Predicted Features of FAM234A Secondary Structure. Numbered according to amino acid in the FAM234A protein, areas where there is a predicted alpha-helix are highlighted in yellow. Areas that are predicted to be beta-strands are highlighted in green.

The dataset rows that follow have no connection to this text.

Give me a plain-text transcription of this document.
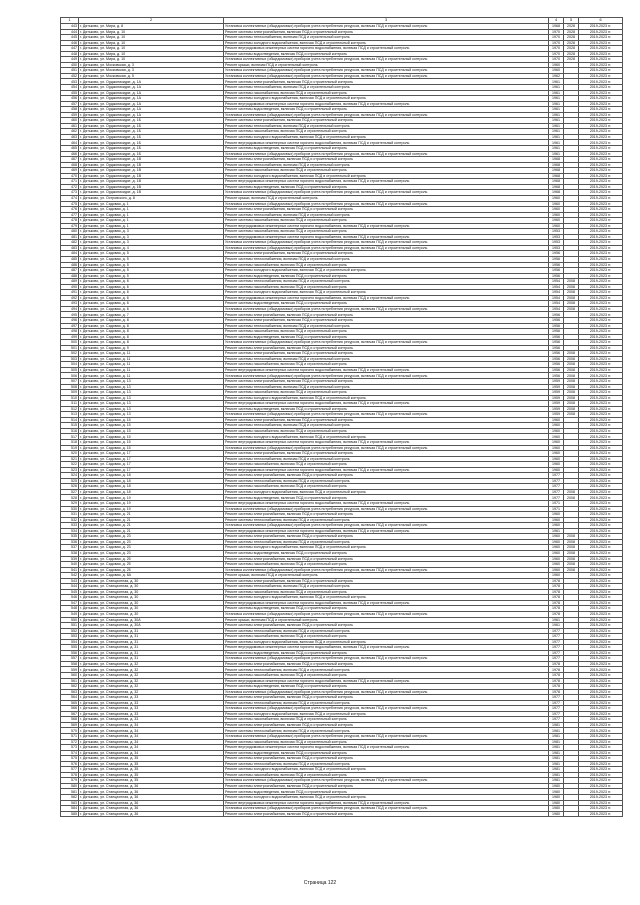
1	2	3	4	5	6
443	г. Дятьково, ул. Мира, д. 8	Установка коллективных (общедомовых) приборов учета потребления ресурсов, включая ПСД и строительный контроль	1968	2028	2019-2023 гг.
444	г. Дятьково, ул. Мира, д. 10	Ремонт системы электроснабжения, включая ПСД и строительный контроль	1970	2028	2019-2023 гг.
445	г. Дятьково, ул. Мира, д. 10	Ремонт системы теплоснабжения, включая ПСД и строительный контроль	1970	2028	2019-2023 гг.
446	г. Дятьково, ул. Мира, д. 10	Ремонт системы холодного водоснабжения, включая ПСД и строительный контроль	1970	2028	2019-2023 гг.
447	г. Дятьково, ул. Мира, д. 10	Ремонт внутридомовых инженерных систем горячего водоснабжения, включая ПСД и строительный контроль	1970	2028	2019-2023 гг.
448	г. Дятьково, ул. Мира, д. 10	Ремонт системы водоотведения, включая ПСД и строительный контроль	1970	2028	2019-2023 гг.
449	г. Дятьково, ул. Мира, д. 10	Установка коллективных (общедомовых) приборов учета потребления ресурсов, включая ПСД и строительный контроль	1970	2028	2019-2023 гг.
450	г. Дятьково, ул. Московская, д. 3	Ремонт крыши, включая ПСД и строительный контроль	1960		2019-2023 гг.
451	г. Дятьково, ул. Московская, д. 3	Установка коллективных (общедомовых) приборов учета потребления ресурсов, включая ПСД и строительный контроль	1960		2019-2023 гг.
452	г. Дятьково, ул. Московская, д. 5	Установка коллективных (общедомовых) приборов учета потребления ресурсов, включая ПСД и строительный контроль	1962		2019-2023 гг.
453	г. Дятьково, ул. Орджоникидзе, д. 1А	Ремонт системы электроснабжения, включая ПСД и строительный контроль	1961		2019-2023 гг.
454	г. Дятьково, ул. Орджоникидзе, д. 1А	Ремонт системы теплоснабжения, включая ПСД и строительный контроль	1961		2019-2023 гг.
455	г. Дятьково, ул. Орджоникидзе, д. 1А	Ремонт системы газоснабжения, включая ПСД и строительный контроль	1961		2019-2023 гг.
456	г. Дятьково, ул. Орджоникидзе, д. 1А	Ремонт системы холодного водоснабжения, включая ПСД и строительный контроль	1961		2019-2023 гг.
457	г. Дятьково, ул. Орджоникидзе, д. 1А	Ремонт внутридомовых инженерных систем горячего водоснабжения, включая ПСД и строительный контроль	1961		2019-2023 гг.
458	г. Дятьково, ул. Орджоникидзе, д. 1А	Ремонт системы водоотведения, включая ПСД и строительный контроль	1961		2019-2023 гг.
459	г. Дятьково, ул. Орджоникидзе, д. 1А	Установка коллективных (общедомовых) приборов учета потребления ресурсов, включая ПСД и строительный контроль	1961		2019-2023 гг.
460	г. Дятьково, ул. Орджоникидзе, д. 1Б	Ремонт системы электроснабжения, включая ПСД и строительный контроль	1961		2019-2023 гг.
461	г. Дятьково, ул. Орджоникидзе, д. 1Б	Ремонт системы теплоснабжения, включая ПСД и строительный контроль	1961		2019-2023 гг.
462	г. Дятьково, ул. Орджоникидзе, д. 1Б	Ремонт системы газоснабжения, включая ПСД и строительный контроль	1961		2019-2023 гг.
463	г. Дятьково, ул. Орджоникидзе, д. 1Б	Ремонт системы холодного водоснабжения, включая ПСД и строительный контроль	1961		2019-2023 гг.
464	г. Дятьково, ул. Орджоникидзе, д. 1Б	Ремонт внутридомовых инженерных систем горячего водоснабжения, включая ПСД и строительный контроль	1961		2019-2023 гг.
465	г. Дятьково, ул. Орджоникидзе, д. 1Б	Ремонт системы водоотведения, включая ПСД и строительный контроль	1961		2019-2023 гг.
466	г. Дятьково, ул. Орджоникидзе, д. 1Б	Установка коллективных (общедомовых) приборов учета потребления ресурсов, включая ПСД и строительный контроль	1961		2019-2023 гг.
467	г. Дятьково, ул. Орджоникидзе, д. 1В	Ремонт системы электроснабжения, включая ПСД и строительный контроль	1968		2019-2023 гг.
468	г. Дятьково, ул. Орджоникидзе, д. 1В	Ремонт системы теплоснабжения, включая ПСД и строительный контроль	1968		2019-2023 гг.
469	г. Дятьково, ул. Орджоникидзе, д. 1В	Ремонт системы газоснабжения, включая ПСД и строительный контроль	1968		2019-2023 гг.
470	г. Дятьково, ул. Орджоникидзе, д. 1В	Ремонт системы холодного водоснабжения, включая ПСД и строительный контроль	1968		2019-2023 гг.
471	г. Дятьково, ул. Орджоникидзе, д. 1В	Ремонт внутридомовых инженерных систем горячего водоснабжения, включая ПСД и строительный контроль	1968		2019-2023 гг.
472	г. Дятьково, ул. Орджоникидзе, д. 1В	Ремонт системы водоотведения, включая ПСД и строительный контроль	1968		2019-2023 гг.
473	г. Дятьково, ул. Орджоникидзе, д. 1В	Установка коллективных (общедомовых) приборов учета потребления ресурсов, включая ПСД и строительный контроль	1968		2019-2023 гг.
474	г. Дятьково, ул. Островского, д. 8	Ремонт крыши, включая ПСД и строительный контроль	1960		2019-2023 гг.
475	г. Дятьково, ул. Садовая, д. 1	Установка коллективных (общедомовых) приборов учета потребления ресурсов, включая ПСД и строительный контроль	1960		2019-2023 гг.
476	г. Дятьково, ул. Садовая, д. 1	Ремонт системы электроснабжения, включая ПСД и строительный контроль	1960		2019-2023 гг.
477	г. Дятьково, ул. Садовая, д. 1	Ремонт системы теплоснабжения, включая ПСД и строительный контроль	1960		2019-2023 гг.
478	г. Дятьково, ул. Садовая, д. 1	Ремонт системы газоснабжения, включая ПСД и строительный контроль	1960		2019-2023 гг.
479	г. Дятьково, ул. Садовая, д. 1	Ремонт внутридомовых инженерных систем горячего водоснабжения, включая ПСД и строительный контроль	1960		2019-2023 гг.
480	г. Дятьково, ул. Садовая, д. 3	Ремонт системы газоснабжения, включая ПСД и строительный контроль	1953		2019-2023 гг.
481	г. Дятьково, ул. Садовая, д. 3	Ремонт внутридомовых инженерных систем горячего водоснабжения, включая ПСД и строительный контроль	1953		2019-2023 гг.
482	г. Дятьково, ул. Садовая, д. 3	Установка коллективных (общедомовых) приборов учета потребления ресурсов, включая ПСД и строительный контроль	1953		2019-2023 гг.
483	г. Дятьково, ул. Садовая, д. 4	Установка коллективных (общедомовых) приборов учета потребления ресурсов, включая ПСД и строительный контроль	1953		2019-2023 гг.
484	г. Дятьково, ул. Садовая, д. 5	Ремонт системы электроснабжения, включая ПСД и строительный контроль	1956		2019-2023 гг.
485	г. Дятьково, ул. Садовая, д. 5	Ремонт системы теплоснабжения, включая ПСД и строительный контроль	1956		2019-2023 гг.
486	г. Дятьково, ул. Садовая, д. 5	Ремонт системы газоснабжения, включая ПСД и строительный контроль	1956		2019-2023 гг.
487	г. Дятьково, ул. Садовая, д. 5	Ремонт системы холодного водоснабжения, включая ПСД и строительный контроль	1956		2019-2023 гг.
488	г. Дятьково, ул. Садовая, д. 5	Ремонт системы водоотведения, включая ПСД и строительный контроль	1956		2019-2023 гг.
489	г. Дятьково, ул. Садовая, д. 6	Ремонт системы теплоснабжения, включая ПСД и строительный контроль	1954	2008	2019-2023 гг.
490	г. Дятьково, ул. Садовая, д. 6	Ремонт системы газоснабжения, включая ПСД и строительный контроль	1954	2008	2019-2023 гг.
491	г. Дятьково, ул. Садовая, д. 6	Ремонт системы холодного водоснабжения, включая ПСД и строительный контроль	1954	2008	2019-2023 гг.
492	г. Дятьково, ул. Садовая, д. 6	Ремонт внутридомовых инженерных систем горячего водоснабжения, включая ПСД и строительный контроль	1954	2008	2019-2023 гг.
493	г. Дятьково, ул. Садовая, д. 6	Ремонт системы водоотведения, включая ПСД и строительный контроль	1954	2008	2019-2023 гг.
494	г. Дятьково, ул. Садовая, д. 6	Установка коллективных (общедомовых) приборов учета потребления ресурсов, включая ПСД и строительный контроль	1954	2008	2019-2023 гг.
495	г. Дятьково, ул. Садовая, д. 7	Ремонт системы электроснабжения, включая ПСД и строительный контроль	1956		2019-2023 гг.
496	г. Дятьково, ул. Садовая, д. 8	Ремонт системы электроснабжения, включая ПСД и строительный контроль	1956		2019-2023 гг.
497	г. Дятьково, ул. Садовая, д. 8	Ремонт системы теплоснабжения, включая ПСД и строительный контроль	1956		2019-2023 гг.
498	г. Дятьково, ул. Садовая, д. 8	Ремонт системы газоснабжения, включая ПСД и строительный контроль	1956		2019-2023 гг.
499	г. Дятьково, ул. Садовая, д. 8	Ремонт системы водоотведения, включая ПСД и строительный контроль	1956		2019-2023 гг.
500	г. Дятьково, ул. Садовая, д. 8	Установка коллективных (общедомовых) приборов учета потребления ресурсов, включая ПСД и строительный контроль	1956		2019-2023 гг.
501	г. Дятьково, ул. Садовая, д. 9	Ремонт системы электроснабжения, включая ПСД и строительный контроль	1956		2019-2023 гг.
502	г. Дятьково, ул. Садовая, д. 11	Ремонт системы электроснабжения, включая ПСД и строительный контроль	1956	2008	2019-2023 гг.
503	г. Дятьково, ул. Садовая, д. 11	Ремонт системы теплоснабжения, включая ПСД и строительный контроль	1956	2008	2019-2023 гг.
504	г. Дятьково, ул. Садовая, д. 11	Ремонт системы газоснабжения, включая ПСД и строительный контроль	1956	2008	2019-2023 гг.
505	г. Дятьково, ул. Садовая, д. 11	Ремонт внутридомовых инженерных систем горячего водоснабжения, включая ПСД и строительный контроль	1956	2008	2019-2023 гг.
506	г. Дятьково, ул. Садовая, д. 11	Установка коллективных (общедомовых) приборов учета потребления ресурсов, включая ПСД и строительный контроль	1956	2008	2019-2023 гг.
507	г. Дятьково, ул. Садовая, д. 13	Ремонт системы электроснабжения, включая ПСД и строительный контроль	1959	2008	2019-2023 гг.
508	г. Дятьково, ул. Садовая, д. 13	Ремонт системы теплоснабжения, включая ПСД и строительный контроль	1959	2008	2019-2023 гг.
509	г. Дятьково, ул. Садовая, д. 13	Ремонт системы газоснабжения, включая ПСД и строительный контроль	1959	2008	2019-2023 гг.
510	г. Дятьково, ул. Садовая, д. 13	Ремонт системы холодного водоснабжения, включая ПСД и строительный контроль	1959	2008	2019-2023 гг.
511	г. Дятьково, ул. Садовая, д. 13	Ремонт внутридомовых инженерных систем горячего водоснабжения, включая ПСД и строительный контроль	1959	2008	2019-2023 гг.
512	г. Дятьково, ул. Садовая, д. 13	Ремонт системы водоотведения, включая ПСД и строительный контроль	1959	2008	2019-2023 гг.
513	г. Дятьково, ул. Садовая, д. 13	Установка коллективных (общедомовых) приборов учета потребления ресурсов, включая ПСД и строительный контроль	1959	2008	2019-2023 гг.
514	г. Дятьково, ул. Садовая, д. 15	Ремонт системы электроснабжения, включая ПСД и строительный контроль	1960		2019-2023 гг.
515	г. Дятьково, ул. Садовая, д. 15	Ремонт системы теплоснабжения, включая ПСД и строительный контроль	1960		2019-2023 гг.
516	г. Дятьково, ул. Садовая, д. 15	Ремонт системы газоснабжения, включая ПСД и строительный контроль	1960		2019-2023 гг.
517	г. Дятьково, ул. Садовая, д. 15	Ремонт системы холодного водоснабжения, включая ПСД и строительный контроль	1960		2019-2023 гг.
518	г. Дятьково, ул. Садовая, д. 15	Ремонт внутридомовых инженерных систем горячего водоснабжения, включая ПСД и строительный контроль	1960		2019-2023 гг.
519	г. Дятьково, ул. Садовая, д. 15	Установка коллективных (общедомовых) приборов учета потребления ресурсов, включая ПСД и строительный контроль	1960		2019-2023 гг.
520	г. Дятьково, ул. Садовая, д. 17	Ремонт системы электроснабжения, включая ПСД и строительный контроль	1960		2019-2023 гг.
521	г. Дятьково, ул. Садовая, д. 17	Ремонт системы теплоснабжения, включая ПСД и строительный контроль	1960		2019-2023 гг.
522	г. Дятьково, ул. Садовая, д. 17	Ремонт системы газоснабжения, включая ПСД и строительный контроль	1960		2019-2023 гг.
523	г. Дятьково, ул. Садовая, д. 17	Ремонт внутридомовых инженерных систем горячего водоснабжения, включая ПСД и строительный контроль	1960		2019-2023 гг.
524	г. Дятьково, ул. Садовая, д. 18	Ремонт системы электроснабжения, включая ПСД и строительный контроль	1977		2019-2023 гг.
525	г. Дятьково, ул. Садовая, д. 18	Ремонт системы теплоснабжения, включая ПСД и строительный контроль	1977		2019-2023 гг.
526	г. Дятьково, ул. Садовая, д. 18	Ремонт системы газоснабжения, включая ПСД и строительный контроль	1977		2019-2023 гг.
527	г. Дятьково, ул. Садовая, д. 18	Ремонт системы холодного водоснабжения, включая ПСД и строительный контроль	1977	2008	2019-2023 гг.
528	г. Дятьково, ул. Садовая, д. 19	Ремонт системы водоотведения, включая ПСД и строительный контроль	1977	2008	2019-2023 гг.
529	г. Дятьково, ул. Садовая, д. 19	Ремонт внутридомовых инженерных систем горячего водоснабжения, включая ПСД и строительный контроль	1971		2019-2023 гг.
530	г. Дятьково, ул. Садовая, д. 19	Установка коллективных (общедомовых) приборов учета потребления ресурсов, включая ПСД и строительный контроль	1971		2019-2023 гг.
531	г. Дятьково, ул. Садовая, д. 21	Ремонт системы электроснабжения, включая ПСД и строительный контроль	1960		2019-2023 гг.
532	г. Дятьково, ул. Садовая, д. 21	Ремонт системы теплоснабжения, включая ПСД и строительный контроль	1960		2019-2023 гг.
533	г. Дятьково, ул. Садовая, д. 21	Установка коллективных (общедомовых) приборов учета потребления ресурсов, включая ПСД и строительный контроль	1960		2019-2023 гг.
534	г. Дятьково, ул. Садовая, д. 21	Ремонт внутридомовых инженерных систем горячего водоснабжения, включая ПСД и строительный контроль	1961		2019-2023 гг.
535	г. Дятьково, ул. Садовая, д. 23	Ремонт системы электроснабжения, включая ПСД и строительный контроль	1960	2008	2019-2023 гг.
536	г. Дятьково, ул. Садовая, д. 23	Ремонт системы теплоснабжения, включая ПСД и строительный контроль	1960	2008	2019-2023 гг.
537	г. Дятьково, ул. Садовая, д. 23	Ремонт системы холодного водоснабжения, включая ПСД и строительный контроль	1960	2008	2019-2023 гг.
538	г. Дятьково, ул. Садовая, д. 23	Ремонт системы водоотведения, включая ПСД и строительный контроль	1960	2008	2019-2023 гг.
539	г. Дятьково, ул. Садовая, д. 25	Ремонт системы электроснабжения, включая ПСД и строительный контроль	1960	2008	2019-2023 гг.
540	г. Дятьково, ул. Садовая, д. 25	Ремонт системы газоснабжения, включая ПСД и строительный контроль	1960	2008	2019-2023 гг.
541	г. Дятьково, ул. Садовая, д. 25	Установка коллективных (общедомовых) приборов учета потребления ресурсов, включая ПСД и строительный контроль	1960	2008	2019-2023 гг.
542	г. Дятьково, ул. Садовая, д. 6А	Ремонт крыши, включая ПСД и строительный контроль	1960		2019-2023 гг.
543	г. Дятьково, ул. Станционная, д. 30	Ремонт системы электроснабжения, включая ПСД и строительный контроль	1978		2019-2023 гг.
544	г. Дятьково, ул. Станционная, д. 30	Ремонт системы теплоснабжения, включая ПСД и строительный контроль	1978		2019-2023 гг.
545	г. Дятьково, ул. Станционная, д. 30	Ремонт системы газоснабжения, включая ПСД и строительный контроль	1978		2019-2023 гг.
546	г. Дятьково, ул. Станционная, д. 30	Ремонт системы холодного водоснабжения, включая ПСД и строительный контроль	1978		2019-2023 гг.
547	г. Дятьково, ул. Станционная, д. 30	Ремонт внутридомовых инженерных систем горячего водоснабжения, включая ПСД и строительный контроль	1978		2019-2023 гг.
548	г. Дятьково, ул. Станционная, д. 30	Ремонт системы водоотведения, включая ПСД и строительный контроль	1978		2019-2023 гг.
549	г. Дятьково, ул. Станционная, д. 30	Установка коллективных (общедомовых) приборов учета потребления ресурсов, включая ПСД и строительный контроль	1978		2019-2023 гг.
550	г. Дятьково, ул. Станционная, д. 30А	Ремонт крыши, включая ПСД и строительный контроль	1961		2019-2023 гг.
551	г. Дятьково, ул. Станционная, д. 30А	Ремонт системы электроснабжения, включая ПСД и строительный контроль	1961		2019-2023 гг.
552	г. Дятьково, ул. Станционная, д. 31	Ремонт системы теплоснабжения, включая ПСД и строительный контроль	1977		2019-2023 гг.
553	г. Дятьково, ул. Станционная, д. 31	Ремонт системы газоснабжения, включая ПСД и строительный контроль	1977		2019-2023 гг.
554	г. Дятьково, ул. Станционная, д. 31	Ремонт системы холодного водоснабжения, включая ПСД и строительный контроль	1977		2019-2023 гг.
555	г. Дятьково, ул. Станционная, д. 31	Ремонт внутридомовых инженерных систем горячего водоснабжения, включая ПСД и строительный контроль	1977		2019-2023 гг.
556	г. Дятьково, ул. Станционная, д. 31	Ремонт системы водоотведения, включая ПСД и строительный контроль	1977		2019-2023 гг.
557	г. Дятьково, ул. Станционная, д. 31	Установка коллективных (общедомовых) приборов учета потребления ресурсов, включая ПСД и строительный контроль	1977		2019-2023 гг.
558	г. Дятьково, ул. Станционная, д. 32	Ремонт системы электроснабжения, включая ПСД и строительный контроль	1978		2019-2023 гг.
559	г. Дятьково, ул. Станционная, д. 32	Ремонт системы теплоснабжения, включая ПСД и строительный контроль	1978		2019-2023 гг.
560	г. Дятьково, ул. Станционная, д. 32	Ремонт системы газоснабжения, включая ПСД и строительный контроль	1978		2019-2023 гг.
561	г. Дятьково, ул. Станционная, д. 32	Ремонт внутридомовых инженерных систем горячего водоснабжения, включая ПСД и строительный контроль	1978		2019-2023 гг.
562	г. Дятьково, ул. Станционная, д. 32	Ремонт системы водоотведения, включая ПСД и строительный контроль	1978		2019-2023 гг.
563	г. Дятьково, ул. Станционная, д. 32	Установка коллективных (общедомовых) приборов учета потребления ресурсов, включая ПСД и строительный контроль	1978		2019-2023 гг.
564	г. Дятьково, ул. Станционная, д. 33	Ремонт системы электроснабжения, включая ПСД и строительный контроль	1977		2019-2023 гг.
565	г. Дятьково, ул. Станционная, д. 33	Ремонт системы теплоснабжения, включая ПСД и строительный контроль	1977		2019-2023 гг.
566	г. Дятьково, ул. Станционная, д. 33	Установка коллективных (общедомовых) приборов учета потребления ресурсов, включая ПСД и строительный контроль	1977		2019-2023 гг.
567	г. Дятьково, ул. Станционная, д. 33	Ремонт системы холодного водоснабжения, включая ПСД и строительный контроль	1977		2019-2023 гг.
568	г. Дятьково, ул. Станционная, д. 33	Ремонт системы газоснабжения, включая ПСД и строительный контроль	1977		2019-2023 гг.
569	г. Дятьково, ул. Станционная, д. 34	Ремонт системы электроснабжения, включая ПСД и строительный контроль	1981		2019-2023 гг.
570	г. Дятьково, ул. Станционная, д. 34	Ремонт системы теплоснабжения, включая ПСД и строительный контроль	1981		2019-2023 гг.
571	г. Дятьково, ул. Станционная, д. 34	Установка коллективных (общедомовых) приборов учета потребления ресурсов, включая ПСД и строительный контроль	1981		2019-2023 гг.
572	г. Дятьково, ул. Станционная, д. 34	Ремонт системы газоснабжения, включая ПСД и строительный контроль	1981		2019-2023 гг.
573	г. Дятьково, ул. Станционная, д. 34	Ремонт внутридомовых инженерных систем горячего водоснабжения, включая ПСД и строительный контроль	1981		2019-2023 гг.
574	г. Дятьково, ул. Станционная, д. 34	Ремонт системы водоотведения, включая ПСД и строительный контроль	1981		2019-2023 гг.
575	г. Дятьково, ул. Станционная, д. 35	Ремонт системы электроснабжения, включая ПСД и строительный контроль	1981		2019-2023 гг.
576	г. Дятьково, ул. Станционная, д. 35	Ремонт системы теплоснабжения, включая ПСД и строительный контроль	1981		2019-2023 гг.
577	г. Дятьково, ул. Станционная, д. 35	Ремонт системы холодного водоснабжения, включая ПСД и строительный контроль	1981		2019-2023 гг.
578	г. Дятьково, ул. Станционная, д. 35	Ремонт системы газоснабжения, включая ПСД и строительный контроль	1981		2019-2023 гг.
579	г. Дятьково, ул. Станционная, д. 35	Установка коллективных (общедомовых) приборов учета потребления ресурсов, включая ПСД и строительный контроль	1981		2019-2023 гг.
580	г. Дятьково, ул. Станционная, д. 36	Ремонт системы электроснабжения, включая ПСД и строительный контроль	1980		2019-2023 гг.
581	г. Дятьково, ул. Станционная, д. 36	Ремонт системы водоотведения, включая ПСД и строительный контроль	1980		2019-2023 гг.
582	г. Дятьково, ул. Станционная, д. 36	Ремонт системы холодного водоснабжения, включая ПСД и строительный контроль	1980		2019-2023 гг.
583	г. Дятьково, ул. Станционная, д. 36	Ремонт внутридомовых инженерных систем горячего водоснабжения, включая ПСД и строительный контроль	1980		2019-2023 гг.
584	г. Дятьково, ул. Станционная, д. 36	Установка коллективных (общедомовых) приборов учета потребления ресурсов, включая ПСД и строительный контроль	1980		2019-2023 гг.
585	г. Дятьково, ул. Станционная, д. 36	Ремонт системы электроснабжения, включая ПСД и строительный контроль	1980		2019-2023 гг.
Страница 122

The FAM234A gene encodes a serine and leucine rich protein titled the "FAM234A Protein" or ITFG3. The encoded protein is 552 amino acids in length with a predicted molecular weight of 59,660Da and a basal isoelectric point of 5.84. The FAM234A protein has a notable hydrophobic region from position 49-70 in the amino acid sequence that correlates with one of the two trans-membrane regions found on FAM234A. FAM234A has membrane topology type 3a, indicating multiple trans-membrane regions with its N-terminus facing the cytosol. The protein is predicted to be located in the endoplasmic reticulum, with portions of it found within the endoplasmic reticulum lumen. Within the cell, FAM234A has also been localized to the ribosomes and nucleus.